CONCRETISMO, NEOCONCRETISMO E POESIA SOCIAL
CONTEXTO
HISTÓRICO
No início dos anos de 1950,
quando os poetas concretistas brasileiros começam a se agrupar em torno da
revista Noigandres, os países da Europa começavam a se recuperar do trauma da Segunda Guerra Mundial. Iniciava-se um
período de reestruturação geográfica, política e econômica.
No Brasil, vivia-se uma
época de rápida modernização e intenso crescimento econômico, sobretudo no
governo de Juscelino Kubitschek
(1956-1960), cuja propaganda oficial prometia um avanço de "cinquenta anos em cinco". O
Plano de Metas de Juscelino resultou em impressionante crescimento da indústria
de bens de consumo duráveis, com expansão do emprego e da renda dos
brasileiros. O desenvolvimento, as grandes realizações, como a construção de
Brasília, e a estabilidade política contribuíram para criar a atmosfera de
otimismo dos chamados "anos
dourados".
A poesia concreta, segundo
Philadelpho Menezes, estava "intimamente associada ao movimento de “boom”

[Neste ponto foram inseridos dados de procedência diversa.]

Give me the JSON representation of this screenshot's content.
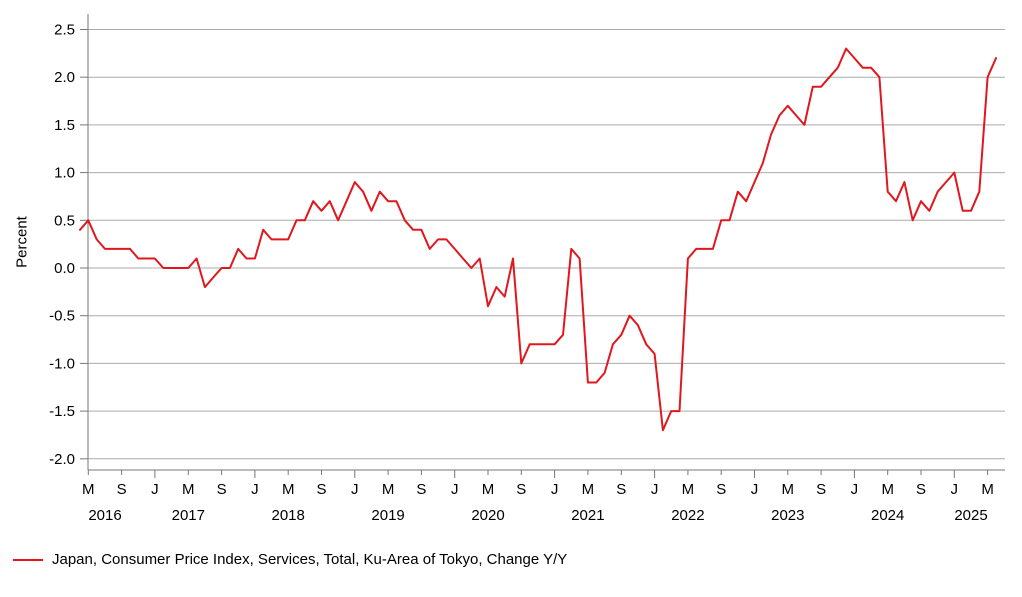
{
  "chart_data": {
    "type": "line",
    "title": "",
    "ylabel": "Percent",
    "ylim": [
      -2.0,
      2.5
    ],
    "grid": "horizontal",
    "legend_position": "bottom-left",
    "colors": {
      "grid": "#ababab",
      "axis": "#777777",
      "text": "#000000"
    },
    "y_axis": {
      "ticks": [
        {
          "value": 2.5,
          "label": "2.5"
        },
        {
          "value": 2.0,
          "label": "2.0"
        },
        {
          "value": 1.5,
          "label": "1.5"
        },
        {
          "value": 1.0,
          "label": "1.0"
        },
        {
          "value": 0.5,
          "label": "0.5"
        },
        {
          "value": 0.0,
          "label": "0.0"
        },
        {
          "value": -0.5,
          "label": "-0.5"
        },
        {
          "value": -1.0,
          "label": "-1.0"
        },
        {
          "value": -1.5,
          "label": "-1.5"
        },
        {
          "value": -2.0,
          "label": "-2.0"
        }
      ]
    },
    "x_axis": {
      "month_ticks": [
        {
          "i": 1,
          "label": "M"
        },
        {
          "i": 5,
          "label": "S"
        },
        {
          "i": 9,
          "label": "J"
        },
        {
          "i": 13,
          "label": "M"
        },
        {
          "i": 17,
          "label": "S"
        },
        {
          "i": 21,
          "label": "J"
        },
        {
          "i": 25,
          "label": "M"
        },
        {
          "i": 29,
          "label": "S"
        },
        {
          "i": 33,
          "label": "J"
        },
        {
          "i": 37,
          "label": "M"
        },
        {
          "i": 41,
          "label": "S"
        },
        {
          "i": 45,
          "label": "J"
        },
        {
          "i": 49,
          "label": "M"
        },
        {
          "i": 53,
          "label": "S"
        },
        {
          "i": 57,
          "label": "J"
        },
        {
          "i": 61,
          "label": "M"
        },
        {
          "i": 65,
          "label": "S"
        },
        {
          "i": 69,
          "label": "J"
        },
        {
          "i": 73,
          "label": "M"
        },
        {
          "i": 77,
          "label": "S"
        },
        {
          "i": 81,
          "label": "J"
        },
        {
          "i": 85,
          "label": "M"
        },
        {
          "i": 89,
          "label": "S"
        },
        {
          "i": 93,
          "label": "J"
        },
        {
          "i": 97,
          "label": "M"
        },
        {
          "i": 101,
          "label": "S"
        },
        {
          "i": 105,
          "label": "J"
        },
        {
          "i": 109,
          "label": "M"
        }
      ],
      "year_labels": [
        {
          "i": 3,
          "label": "2016"
        },
        {
          "i": 13,
          "label": "2017"
        },
        {
          "i": 25,
          "label": "2018"
        },
        {
          "i": 37,
          "label": "2019"
        },
        {
          "i": 49,
          "label": "2020"
        },
        {
          "i": 61,
          "label": "2021"
        },
        {
          "i": 73,
          "label": "2022"
        },
        {
          "i": 85,
          "label": "2023"
        },
        {
          "i": 97,
          "label": "2024"
        },
        {
          "i": 107,
          "label": "2025"
        }
      ]
    },
    "series": [
      {
        "name": "Japan, Consumer Price Index, Services, Total, Ku-Area of Tokyo, Change Y/Y",
        "color": "#e0181e",
        "frequency": "monthly",
        "start_month": "2016-04",
        "end_month": "2025-06",
        "values": [
          0.4,
          0.5,
          0.3,
          0.2,
          0.2,
          0.2,
          0.2,
          0.1,
          0.1,
          0.1,
          0.0,
          0.0,
          0.0,
          0.0,
          0.1,
          -0.2,
          -0.1,
          0.0,
          0.0,
          0.2,
          0.1,
          0.1,
          0.4,
          0.3,
          0.3,
          0.3,
          0.5,
          0.5,
          0.7,
          0.6,
          0.7,
          0.5,
          0.7,
          0.9,
          0.8,
          0.6,
          0.8,
          0.7,
          0.7,
          0.5,
          0.4,
          0.4,
          0.2,
          0.3,
          0.3,
          0.2,
          0.1,
          0.0,
          0.1,
          -0.4,
          -0.2,
          -0.3,
          0.1,
          -1.0,
          -0.8,
          -0.8,
          -0.8,
          -0.8,
          -0.7,
          0.2,
          0.1,
          -1.2,
          -1.2,
          -1.1,
          -0.8,
          -0.7,
          -0.5,
          -0.6,
          -0.8,
          -0.9,
          -1.7,
          -1.5,
          -1.5,
          0.1,
          0.2,
          0.2,
          0.2,
          0.5,
          0.5,
          0.8,
          0.7,
          0.9,
          1.1,
          1.4,
          1.6,
          1.7,
          1.6,
          1.5,
          1.9,
          1.9,
          2.0,
          2.1,
          2.3,
          2.2,
          2.1,
          2.1,
          2.0,
          0.8,
          0.7,
          0.9,
          0.5,
          0.7,
          0.6,
          0.8,
          0.9,
          1.0,
          0.6,
          0.6,
          0.8,
          2.0,
          2.2
        ]
      }
    ]
  }
}
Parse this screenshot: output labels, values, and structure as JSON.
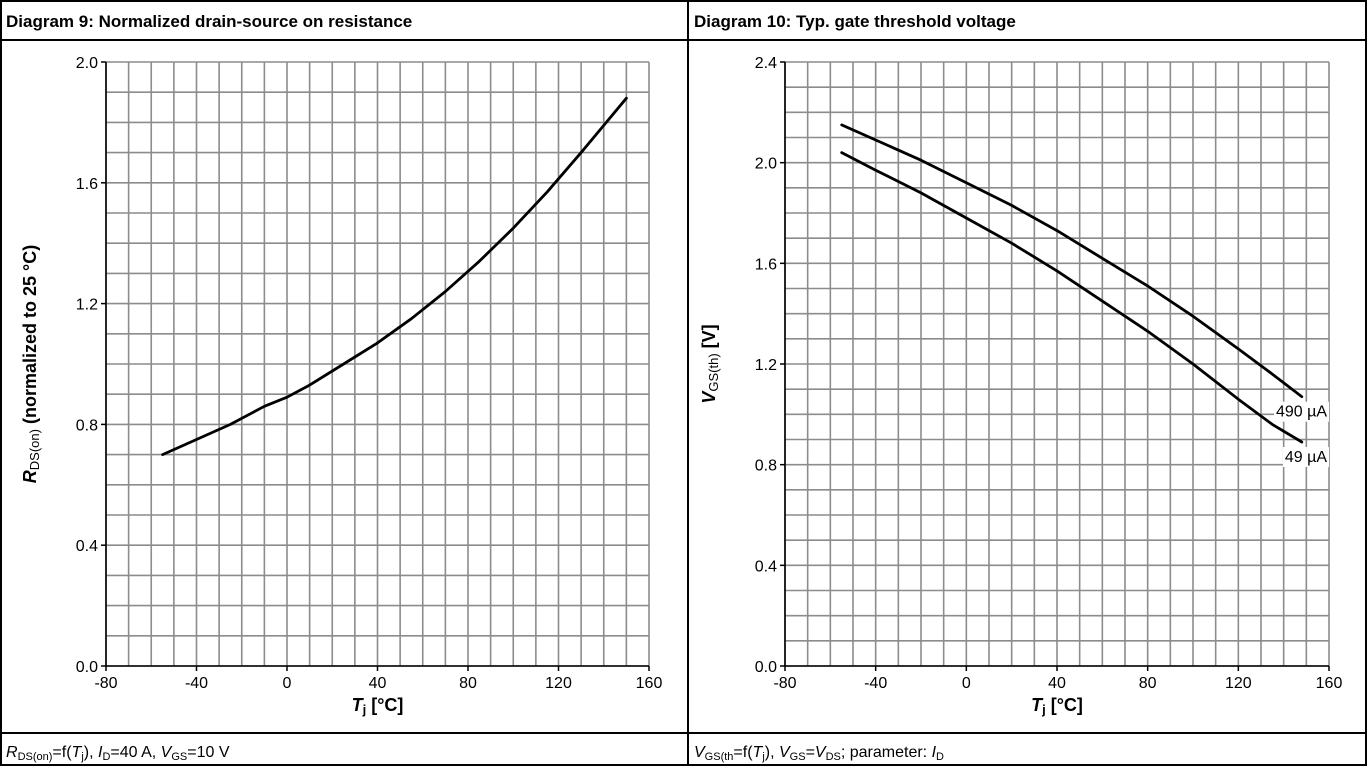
{
  "panels": [
    {
      "header": "Diagram 9: Normalized drain-source on resistance",
      "footer_parts": [
        {
          "t": "R",
          "i": true
        },
        {
          "t": "DS(on)",
          "sub": true
        },
        {
          "t": "=f("
        },
        {
          "t": "T",
          "i": true
        },
        {
          "t": "j",
          "sub": true
        },
        {
          "t": "), "
        },
        {
          "t": "I",
          "i": true
        },
        {
          "t": "D",
          "sub": true
        },
        {
          "t": "=40 A, "
        },
        {
          "t": "V",
          "i": true
        },
        {
          "t": "GS",
          "sub": true
        },
        {
          "t": "=10 V"
        }
      ]
    },
    {
      "header": "Diagram 10: Typ. gate threshold voltage",
      "footer_parts": [
        {
          "t": "V",
          "i": true
        },
        {
          "t": "GS(th",
          "sub": true
        },
        {
          "t": "=f("
        },
        {
          "t": "T",
          "i": true
        },
        {
          "t": "j",
          "sub": true
        },
        {
          "t": "), "
        },
        {
          "t": "V",
          "i": true
        },
        {
          "t": "GS",
          "sub": true
        },
        {
          "t": "="
        },
        {
          "t": "V",
          "i": true
        },
        {
          "t": "DS",
          "sub": true
        },
        {
          "t": "; parameter: "
        },
        {
          "t": "I",
          "i": true
        },
        {
          "t": "D",
          "sub": true
        }
      ]
    }
  ],
  "chart_data": [
    {
      "type": "line",
      "title": "Diagram 9: Normalized drain-source on resistance",
      "xlabel_parts": [
        {
          "t": "T",
          "i": true,
          "b": true
        },
        {
          "t": "j",
          "sub": true,
          "b": true
        },
        {
          "t": " [°C]",
          "b": true
        }
      ],
      "ylabel_parts": [
        {
          "t": "R",
          "i": true,
          "b": true
        },
        {
          "t": "DS(on)",
          "sub": true
        },
        {
          "t": " (normalized to 25 °C)",
          "b": true
        }
      ],
      "xlim": [
        -80,
        160
      ],
      "ylim": [
        0,
        2.0
      ],
      "xticks": [
        -80,
        -40,
        0,
        40,
        80,
        120,
        160
      ],
      "yticks": [
        0.0,
        0.4,
        0.8,
        1.2,
        1.6,
        2.0
      ],
      "ytick_labels": [
        "0.0",
        "0.4",
        "0.8",
        "1.2",
        "1.6",
        "2.0"
      ],
      "grid": true,
      "grid_x_step": 10,
      "grid_y_step": 0.1,
      "series": [
        {
          "x": [
            -55,
            -40,
            -25,
            -10,
            0,
            10,
            25,
            40,
            55,
            70,
            85,
            100,
            115,
            130,
            150
          ],
          "y": [
            0.7,
            0.75,
            0.8,
            0.86,
            0.89,
            0.93,
            1.0,
            1.07,
            1.15,
            1.24,
            1.34,
            1.45,
            1.57,
            1.7,
            1.88
          ]
        }
      ]
    },
    {
      "type": "line",
      "title": "Diagram 10: Typ. gate threshold voltage",
      "xlabel_parts": [
        {
          "t": "T",
          "i": true,
          "b": true
        },
        {
          "t": "j",
          "sub": true,
          "b": true
        },
        {
          "t": " [°C]",
          "b": true
        }
      ],
      "ylabel_parts": [
        {
          "t": "V",
          "i": true,
          "b": true
        },
        {
          "t": "GS(th)",
          "sub": true
        },
        {
          "t": " [V]",
          "b": true
        }
      ],
      "xlim": [
        -80,
        160
      ],
      "ylim": [
        0,
        2.4
      ],
      "xticks": [
        -80,
        -40,
        0,
        40,
        80,
        120,
        160
      ],
      "yticks": [
        0.0,
        0.4,
        0.8,
        1.2,
        1.6,
        2.0,
        2.4
      ],
      "ytick_labels": [
        "0.0",
        "0.4",
        "0.8",
        "1.2",
        "1.6",
        "2.0",
        "2.4"
      ],
      "grid": true,
      "grid_x_step": 10,
      "grid_y_step": 0.1,
      "series": [
        {
          "name": "490 µA",
          "x": [
            -55,
            -40,
            -20,
            0,
            20,
            40,
            60,
            80,
            100,
            120,
            135,
            148
          ],
          "y": [
            2.15,
            2.09,
            2.01,
            1.92,
            1.83,
            1.73,
            1.62,
            1.51,
            1.39,
            1.26,
            1.16,
            1.07
          ]
        },
        {
          "name": "49 µA",
          "x": [
            -55,
            -40,
            -20,
            0,
            20,
            40,
            60,
            80,
            100,
            120,
            135,
            148
          ],
          "y": [
            2.04,
            1.97,
            1.88,
            1.78,
            1.68,
            1.57,
            1.45,
            1.33,
            1.2,
            1.06,
            0.96,
            0.89
          ]
        }
      ]
    }
  ]
}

desenvolvimentista do país, simbolizado exemplarmente pela construção de
Brasília, uma nova cidade idealizada como centro do poder, matematicamente
situada no centro geográfico do país. Basta recordar que o principal texto da
poesia concreta, publicado em 1958, tem o título Plano Piloto para Poesia
Concreta, assinado por Augusto de Campos (1931), Haroldo de Campos (1929-2003)
e Décio Pignatari (1927-2012). É uma citação direta e assumida do Plano Piloto
para a Construção de Brasília, elaborado por Lúcio Costa e Oscar Niemeyer, que
sonhava construir, do nada, em meio ao inóspito cerrado do Planalto Central do
Brasil, uma cidade dentro dos moldes mais racionalistas idealizados pelo urbanismo
modernista europeu.
"Nas artes e na
arquitetura o moderno é consagrado. Niemeyer, Lúcio Costa, Reidy e outros
fundam um novo cânone arquitetônico, pontuando a vida urbana com símbolos do
futuro planejado (...). A música é a
Bossa Nova, o cinema é o Cinema Novo. Nas artes e na poesia, o Concretismo
assinala o sentido do moderno, ditando as normas da ruptura."[
Na literatura, o Concretismo foi um movimento artístico
surgido na década de 1950 que
extinguia os versos e a sintaxe normal do discurso, dando grande importância à
organização visual do texto, com o intuito de acabar com a distinção entre
forma e conteúdo e criar uma nova linguagem. Seus princípios, de certa forma,
dialogam com as proposições do Cubismo
aplicadas tanto à literatura quanto às artes plásticas.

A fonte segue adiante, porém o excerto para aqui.